A sound interrupted him from his musings. A woman's breath, somewhere between a sigh and a moan. Lazarus did not bother looking. He grabbed his sword, stood and, without a word, stepped out of the tent and into the rainstorm. Being present during a time of chaste intimacy was one thing. But real intimacy... he shoved it out of his mind and stomped through wet sand toward the bridge that led through a small forest to the port. The fiends here were weak, but it would be something. He raised the sake bottle to his mouth and chugged, took as much of it in as he possibly could before doubling over, coughing and sputtering in the rain. The burn in his throat was nothing, but it made his arms feel a little weaker, mind a little number. He made a mental note to get stronger stuff. He'd need it, to survive just living here for so long.
Another small swallow, calmer this time, and he clipped the bottle to the belt. Resting his terribly bland new sword on his shoulder, he began to pace along the road. The metal on his boots and gloves weighed him down, making him slower, but helped to build his slightly atrophied muscles at every movement.
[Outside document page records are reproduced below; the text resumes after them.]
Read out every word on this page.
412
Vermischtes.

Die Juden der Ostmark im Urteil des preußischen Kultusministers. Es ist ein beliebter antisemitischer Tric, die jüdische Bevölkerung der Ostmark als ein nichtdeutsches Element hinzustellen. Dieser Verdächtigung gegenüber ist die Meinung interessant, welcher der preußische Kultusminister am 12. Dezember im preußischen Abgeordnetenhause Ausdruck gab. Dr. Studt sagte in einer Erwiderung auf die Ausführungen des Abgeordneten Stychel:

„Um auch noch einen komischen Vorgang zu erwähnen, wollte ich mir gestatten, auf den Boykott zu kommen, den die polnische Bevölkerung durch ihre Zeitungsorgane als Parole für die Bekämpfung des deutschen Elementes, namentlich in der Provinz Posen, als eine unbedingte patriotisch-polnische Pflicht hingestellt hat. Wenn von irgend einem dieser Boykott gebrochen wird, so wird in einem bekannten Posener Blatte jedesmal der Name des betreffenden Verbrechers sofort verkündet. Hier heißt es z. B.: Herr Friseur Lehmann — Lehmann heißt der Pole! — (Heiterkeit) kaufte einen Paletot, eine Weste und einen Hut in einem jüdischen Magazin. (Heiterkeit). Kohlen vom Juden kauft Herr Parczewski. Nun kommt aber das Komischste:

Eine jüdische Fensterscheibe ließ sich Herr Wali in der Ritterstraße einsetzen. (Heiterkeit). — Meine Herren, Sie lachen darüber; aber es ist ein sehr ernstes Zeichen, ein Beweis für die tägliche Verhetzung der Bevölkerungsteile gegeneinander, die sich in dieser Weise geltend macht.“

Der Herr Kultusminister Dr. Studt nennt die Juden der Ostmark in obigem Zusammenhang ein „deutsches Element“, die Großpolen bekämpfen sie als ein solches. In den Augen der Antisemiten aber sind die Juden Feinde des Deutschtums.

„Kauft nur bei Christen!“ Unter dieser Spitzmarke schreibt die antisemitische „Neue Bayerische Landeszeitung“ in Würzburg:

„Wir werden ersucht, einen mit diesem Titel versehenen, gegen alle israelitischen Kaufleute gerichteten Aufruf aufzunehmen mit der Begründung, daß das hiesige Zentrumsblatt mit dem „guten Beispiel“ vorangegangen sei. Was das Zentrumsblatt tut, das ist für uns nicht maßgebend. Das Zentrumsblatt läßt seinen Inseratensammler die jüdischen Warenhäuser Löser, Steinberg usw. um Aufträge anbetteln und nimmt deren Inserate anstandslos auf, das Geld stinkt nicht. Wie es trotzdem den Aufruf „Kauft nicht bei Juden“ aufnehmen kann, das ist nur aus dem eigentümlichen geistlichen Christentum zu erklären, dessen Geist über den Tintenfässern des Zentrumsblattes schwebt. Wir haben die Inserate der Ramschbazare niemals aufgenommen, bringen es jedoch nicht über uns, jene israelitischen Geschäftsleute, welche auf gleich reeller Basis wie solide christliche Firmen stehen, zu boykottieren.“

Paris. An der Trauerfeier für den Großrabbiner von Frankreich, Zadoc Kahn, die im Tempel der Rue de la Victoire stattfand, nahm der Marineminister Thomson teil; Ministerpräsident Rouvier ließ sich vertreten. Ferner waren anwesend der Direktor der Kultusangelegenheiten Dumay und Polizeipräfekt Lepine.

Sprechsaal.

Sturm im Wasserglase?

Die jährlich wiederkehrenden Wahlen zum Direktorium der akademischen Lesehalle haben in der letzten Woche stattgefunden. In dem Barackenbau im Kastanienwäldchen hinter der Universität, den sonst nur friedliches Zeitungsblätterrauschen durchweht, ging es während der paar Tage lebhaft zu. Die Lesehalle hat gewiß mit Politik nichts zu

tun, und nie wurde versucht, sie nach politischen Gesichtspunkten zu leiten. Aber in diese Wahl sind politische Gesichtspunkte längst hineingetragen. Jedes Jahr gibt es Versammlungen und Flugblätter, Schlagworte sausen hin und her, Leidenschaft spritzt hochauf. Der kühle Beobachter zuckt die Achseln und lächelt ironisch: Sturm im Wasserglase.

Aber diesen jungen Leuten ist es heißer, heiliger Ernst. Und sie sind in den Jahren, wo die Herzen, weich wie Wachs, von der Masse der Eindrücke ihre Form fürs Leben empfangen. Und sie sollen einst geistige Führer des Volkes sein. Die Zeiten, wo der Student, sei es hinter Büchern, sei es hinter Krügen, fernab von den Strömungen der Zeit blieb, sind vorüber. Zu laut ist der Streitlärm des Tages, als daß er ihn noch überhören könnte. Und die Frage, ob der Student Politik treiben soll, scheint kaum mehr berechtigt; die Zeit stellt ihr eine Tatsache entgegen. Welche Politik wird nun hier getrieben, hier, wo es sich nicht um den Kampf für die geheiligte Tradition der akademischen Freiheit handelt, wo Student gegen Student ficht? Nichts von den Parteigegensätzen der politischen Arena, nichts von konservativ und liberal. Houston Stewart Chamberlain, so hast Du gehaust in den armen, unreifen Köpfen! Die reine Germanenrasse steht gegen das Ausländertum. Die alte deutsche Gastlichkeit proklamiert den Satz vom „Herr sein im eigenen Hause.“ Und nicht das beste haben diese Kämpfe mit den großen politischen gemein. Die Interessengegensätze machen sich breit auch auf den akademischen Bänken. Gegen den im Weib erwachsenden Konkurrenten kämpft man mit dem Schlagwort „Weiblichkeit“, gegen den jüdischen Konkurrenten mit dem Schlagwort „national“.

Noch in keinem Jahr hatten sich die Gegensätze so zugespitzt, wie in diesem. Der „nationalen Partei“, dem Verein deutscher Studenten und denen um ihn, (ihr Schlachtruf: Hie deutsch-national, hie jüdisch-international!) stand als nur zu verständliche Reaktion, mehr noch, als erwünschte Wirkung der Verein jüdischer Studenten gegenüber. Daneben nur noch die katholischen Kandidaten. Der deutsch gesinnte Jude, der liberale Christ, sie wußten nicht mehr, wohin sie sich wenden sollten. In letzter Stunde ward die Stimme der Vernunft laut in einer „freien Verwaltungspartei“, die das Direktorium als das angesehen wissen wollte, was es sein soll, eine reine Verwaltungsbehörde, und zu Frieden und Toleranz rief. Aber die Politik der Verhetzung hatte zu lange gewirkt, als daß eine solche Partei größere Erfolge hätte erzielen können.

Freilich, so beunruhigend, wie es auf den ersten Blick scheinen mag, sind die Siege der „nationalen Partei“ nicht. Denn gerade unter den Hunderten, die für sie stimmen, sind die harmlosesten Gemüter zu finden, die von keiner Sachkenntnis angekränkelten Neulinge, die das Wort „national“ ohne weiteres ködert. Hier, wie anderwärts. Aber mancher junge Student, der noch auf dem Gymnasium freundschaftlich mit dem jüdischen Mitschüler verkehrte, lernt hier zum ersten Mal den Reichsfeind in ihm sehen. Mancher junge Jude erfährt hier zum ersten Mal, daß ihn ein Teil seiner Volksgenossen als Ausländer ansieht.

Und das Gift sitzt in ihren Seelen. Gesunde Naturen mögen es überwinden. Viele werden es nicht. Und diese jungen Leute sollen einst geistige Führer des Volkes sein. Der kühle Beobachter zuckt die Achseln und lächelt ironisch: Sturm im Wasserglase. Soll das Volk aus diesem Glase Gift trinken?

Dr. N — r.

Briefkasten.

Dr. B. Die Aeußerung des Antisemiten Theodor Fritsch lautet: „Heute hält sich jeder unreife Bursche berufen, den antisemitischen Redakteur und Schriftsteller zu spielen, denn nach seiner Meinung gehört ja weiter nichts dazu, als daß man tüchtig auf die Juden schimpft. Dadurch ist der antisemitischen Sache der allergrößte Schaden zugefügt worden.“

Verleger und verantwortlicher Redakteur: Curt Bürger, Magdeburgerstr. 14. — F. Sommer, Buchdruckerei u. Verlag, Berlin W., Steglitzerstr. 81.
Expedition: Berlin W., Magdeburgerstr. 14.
"Where the hell is Masamune when I need it?" he asked the rain, which answered by soaking entirely through his mask.
Finally, the fiends seemed to catch his scent despite the rain, and a few pitiful-looking wolves came out to growl at the resurrected warrior. Lazarus ran with surprising ease at the first. The sword seemed lighter than it had in previous battles, though he had to use more of his bodyweight to make the swing. Most of the weight resided in the metal straps of the gloves on his forearms. The new clothing, though wet, hindered him less as well. As the first wolf disappeared into pyreflies, Laz gave a "hmph" of approval. This would do. He didn't feel as slow as he once was, though the Fayth had done well to restore even his musculature back to the day before he'd died. The man smirked faintly as he waited for the other two wolves to attack, ducking their shots. Tired of your smelly old sake-guzzling guardian? Try the New and Improved Lazarus! Only 1000 gil at your nearest Fayth retailer!
He'd just finished off the second wolf, when a clanking mechanical sound made him turn. It was Rikku's airship... what did they call it? The Farenheit? Lazarus smiled. It looked like a huge version of a motorcycle he'd had to deny Tidus in Zanarkand. The ten-year-old had pouted for a week.
The third wolf attacked while he was distracted, but Laz rolled his eyes at the minimal damage and countered, sending the fiend to the farplane. A few extra gil and two potions in the pockets of his tunic, one of which he went ahead and used on himself. Not bad, but not enough exercise for his tastes. When he turned to look at the airship, he could see that it had docked, but no one had yet left. Fine, he'd go to meet them. It would cure the boredom, at least.